Solche Aufmacher finden exakt jene Leser, für die sie gedacht sind. Beispielsweise Hans-Georg Maaßen, den entlassenen Chef des Bundesamts für Verfassungsschutz. »Für mich ist die NZZ so etwas wie „Westfernsehen“« verbreitete er über Twitter. Das heißt nichts anderes, als dass es den Medien in der Bundesrepublik an seriöser Berichterstattung mangelt und ihnen nicht zu trauen ist. Die Menschen seien darum auf eine Stimme von jenseits der Grenzen angewiesen. Nämlich auf die NZZ. Volker Beck, Politiker der Grünen, fragte daraufhin nach: »Wir haben also nach Ihrer Ansicht, geschätzter Herr Maaßen, in Deutschland Zensur & staatlich gelenkte Medien wie in der DDR?«
Beatrix von Storch, Mitglied der AfD-Bundestagsfraktion, empfahl gestandenen Journalistinnen und Journalisten ebenfalls via Twitter, sich bei der NZZ um ein Volontariat zu bewerben. Sie verlinkte ihren Aufruf u.a. mit den Accounts von Claus Kleber, Dunja Hayali und Anne Will.
Der Schweizer „Tagesanzeiger“ hat nachgezählt und in der NZZ im Jahr 2020
„über hundert, meist ganzseitige Artikel, in denen gegen ‚politische Korrektheit‘ angeschrieben wird“, gefunden. Also an jedem dritten Tag festgehalten, was man in der Schweiz und in Deutschland angeblich nicht mehr sagen dürfe.

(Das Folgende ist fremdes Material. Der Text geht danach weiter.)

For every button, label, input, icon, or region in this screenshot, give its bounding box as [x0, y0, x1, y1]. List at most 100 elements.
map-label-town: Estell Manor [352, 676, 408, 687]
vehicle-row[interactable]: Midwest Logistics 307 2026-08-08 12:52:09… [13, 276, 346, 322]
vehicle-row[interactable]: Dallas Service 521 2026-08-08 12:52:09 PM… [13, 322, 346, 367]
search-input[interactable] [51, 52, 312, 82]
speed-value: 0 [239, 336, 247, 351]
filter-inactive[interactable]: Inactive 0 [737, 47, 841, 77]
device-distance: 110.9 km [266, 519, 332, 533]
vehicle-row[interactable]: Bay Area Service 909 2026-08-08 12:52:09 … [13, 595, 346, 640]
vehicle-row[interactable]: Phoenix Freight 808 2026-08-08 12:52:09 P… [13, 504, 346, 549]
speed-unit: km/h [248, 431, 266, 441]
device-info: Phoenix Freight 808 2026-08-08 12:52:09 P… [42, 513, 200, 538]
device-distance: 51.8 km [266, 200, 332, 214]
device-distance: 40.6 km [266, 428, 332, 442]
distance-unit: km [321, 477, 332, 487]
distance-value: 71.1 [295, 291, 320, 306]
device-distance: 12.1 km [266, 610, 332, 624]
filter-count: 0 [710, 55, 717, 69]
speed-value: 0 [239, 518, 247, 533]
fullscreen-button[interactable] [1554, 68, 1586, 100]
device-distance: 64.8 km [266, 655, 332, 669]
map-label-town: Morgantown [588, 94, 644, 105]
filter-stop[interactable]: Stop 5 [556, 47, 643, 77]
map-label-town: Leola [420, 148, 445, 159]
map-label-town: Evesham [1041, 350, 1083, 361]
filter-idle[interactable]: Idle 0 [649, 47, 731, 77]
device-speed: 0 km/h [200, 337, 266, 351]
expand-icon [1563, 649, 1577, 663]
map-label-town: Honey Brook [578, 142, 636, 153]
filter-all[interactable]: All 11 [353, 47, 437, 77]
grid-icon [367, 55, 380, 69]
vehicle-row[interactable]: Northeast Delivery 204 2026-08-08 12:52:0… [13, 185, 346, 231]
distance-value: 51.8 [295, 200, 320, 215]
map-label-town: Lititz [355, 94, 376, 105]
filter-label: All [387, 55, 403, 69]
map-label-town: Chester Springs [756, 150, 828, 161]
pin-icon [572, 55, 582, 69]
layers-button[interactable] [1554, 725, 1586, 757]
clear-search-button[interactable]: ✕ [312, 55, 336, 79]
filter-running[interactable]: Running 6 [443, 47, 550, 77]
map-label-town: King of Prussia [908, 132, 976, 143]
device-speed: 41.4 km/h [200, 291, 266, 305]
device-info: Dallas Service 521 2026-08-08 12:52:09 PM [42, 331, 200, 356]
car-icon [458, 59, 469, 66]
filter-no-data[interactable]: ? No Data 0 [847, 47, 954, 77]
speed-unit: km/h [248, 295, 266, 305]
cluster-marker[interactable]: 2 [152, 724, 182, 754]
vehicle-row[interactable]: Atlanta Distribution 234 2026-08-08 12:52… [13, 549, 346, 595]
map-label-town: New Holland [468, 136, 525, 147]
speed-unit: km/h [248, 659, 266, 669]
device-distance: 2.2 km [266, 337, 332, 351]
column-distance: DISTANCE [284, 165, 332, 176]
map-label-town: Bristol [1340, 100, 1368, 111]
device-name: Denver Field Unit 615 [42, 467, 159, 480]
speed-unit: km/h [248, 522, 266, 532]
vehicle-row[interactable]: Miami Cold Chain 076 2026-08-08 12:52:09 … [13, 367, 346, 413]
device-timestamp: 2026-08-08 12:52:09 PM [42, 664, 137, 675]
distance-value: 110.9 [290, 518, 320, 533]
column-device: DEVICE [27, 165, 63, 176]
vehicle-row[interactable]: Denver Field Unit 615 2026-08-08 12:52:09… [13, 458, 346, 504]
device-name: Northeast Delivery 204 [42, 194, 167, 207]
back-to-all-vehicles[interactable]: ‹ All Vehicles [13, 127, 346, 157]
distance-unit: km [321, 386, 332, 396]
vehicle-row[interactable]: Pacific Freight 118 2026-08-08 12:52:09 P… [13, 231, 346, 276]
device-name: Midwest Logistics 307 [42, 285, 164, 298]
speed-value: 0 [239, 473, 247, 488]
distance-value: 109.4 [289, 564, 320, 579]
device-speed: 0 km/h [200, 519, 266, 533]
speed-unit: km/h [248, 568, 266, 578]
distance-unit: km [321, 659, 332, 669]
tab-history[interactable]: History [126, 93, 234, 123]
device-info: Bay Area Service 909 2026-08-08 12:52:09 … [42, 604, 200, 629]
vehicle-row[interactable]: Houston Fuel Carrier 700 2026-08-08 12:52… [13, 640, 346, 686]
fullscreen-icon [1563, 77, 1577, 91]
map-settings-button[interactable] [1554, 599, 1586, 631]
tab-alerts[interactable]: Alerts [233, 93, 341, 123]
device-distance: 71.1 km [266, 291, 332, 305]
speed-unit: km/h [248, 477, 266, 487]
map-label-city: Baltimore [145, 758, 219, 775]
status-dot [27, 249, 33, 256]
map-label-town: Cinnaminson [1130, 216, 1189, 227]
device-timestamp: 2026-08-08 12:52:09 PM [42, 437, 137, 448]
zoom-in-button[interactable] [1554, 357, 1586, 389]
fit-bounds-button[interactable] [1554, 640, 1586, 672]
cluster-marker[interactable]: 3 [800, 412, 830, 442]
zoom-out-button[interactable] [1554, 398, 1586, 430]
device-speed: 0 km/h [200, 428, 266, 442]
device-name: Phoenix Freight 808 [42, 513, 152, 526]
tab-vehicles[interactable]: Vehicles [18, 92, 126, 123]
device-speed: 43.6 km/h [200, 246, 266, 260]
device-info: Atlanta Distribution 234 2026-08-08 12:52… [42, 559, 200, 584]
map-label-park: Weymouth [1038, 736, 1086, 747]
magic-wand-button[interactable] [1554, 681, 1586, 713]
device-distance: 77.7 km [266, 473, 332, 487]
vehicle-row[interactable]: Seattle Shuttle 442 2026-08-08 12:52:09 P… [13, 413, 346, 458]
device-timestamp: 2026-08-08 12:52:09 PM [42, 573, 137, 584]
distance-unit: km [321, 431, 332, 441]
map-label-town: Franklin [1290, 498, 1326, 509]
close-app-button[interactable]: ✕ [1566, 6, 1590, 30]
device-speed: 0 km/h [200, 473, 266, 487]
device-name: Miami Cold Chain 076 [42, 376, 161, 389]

Wer solchen gemeingefährlichen Ungeist mit der Verleihung des Ludwig-Börne-Preises auszeichnet, gar für unbedenklich und vorbildlich erklärt, stellt sich außerhalb der demokratischen Ordnung. Zwar wird der Preis von einer privaten Stiftung verliehen und ist keine offizielle Auszeichnung der Stadt Frankfurt. Aber die Verleihung in der Paulskirche unter Anwesenheit von hohen Repräsentanten der Stadt trägt einen offiziösen Charakter.
Der diesjährige Festakt in der Paulskirche wurde medial überlagert von der Aufforderung einiger Stadtpolitiker, Oberbürgermeister Peter Feldmann solle von seinem Amt zurückzutreten. Wegen seines ungeschickten Verhaltens bei der Feier des Fußballvereins „Eintracht“ und wegen einer zu missbilligenden sexistischen Äußerung. Mutmaßlich auch wegen Vorwürfen im Zusammenhang mit dem Geschäftsgebaren der Frankfurter Arbeiterwohlfahrt, die jedoch die rechtlich gebotene Unschuldsvermutung gegenüber Feldmann bis zu einem letztinstanzlichen Gerichtsurteil nicht in Zweifel ziehen dürfen.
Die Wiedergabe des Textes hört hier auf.